Until recently, the relationship with Palestinian officials was even more limited. It was only in 2016 that Dbayeh formed its own committee to serve as a go-between with the U.N. agency and the Palestinian embassy and political factions.

The factions themselves do not have an active presence in Dbayeh, Kassis said, and camp residents keep their political activities low-key.

“For example, if there is bombing (by Israeli forces) in Gaza, maximum we do a prayer vigil,” he said. “We don’t go out and protest in an aggressive way.”

Many Muslim Palestinians in Lebanon are either unaware of the camp or view its residents with suspicion, believing them to be aligned with the right-wing Christian Lebanese parties that took control of the area during the war. Kassis acknowledged that in some cases that is true, but said it is a small minority.

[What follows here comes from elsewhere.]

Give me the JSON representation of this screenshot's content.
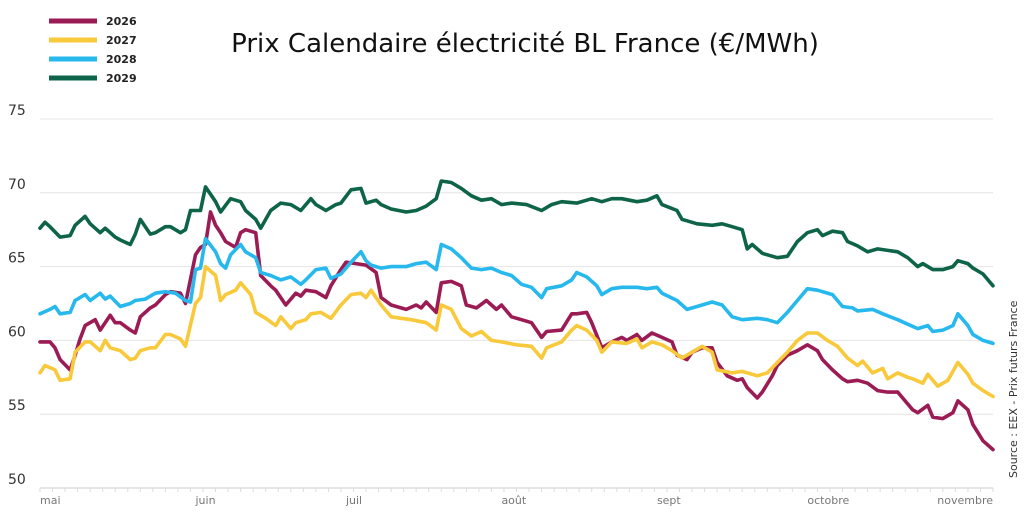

“There are people who love Palestine very much and there are people who don’t, but it’s a small percentage” of people who have aligned themselves with the other side, he said. “We are fighting to create more of a feeling of belonging.”

In one new initiative, youth athletes from Dbayeh play basketball and soccer alongside those from other Palestinian camps. The games have led to renewed ties, Kassis said.

Eighteen-year-old Rita al-Moussa, one of the players, speaks with a Lebanese accent, studied in Lebanese schools and has Lebanese friends. Growing up, she felt little connection to her Palestinian roots, but now she plays soccer with a group of young women from Beirut’s Shatila and Mar Elias camps.

As a result, she said, “we have become closer to the other Palestinian camps.”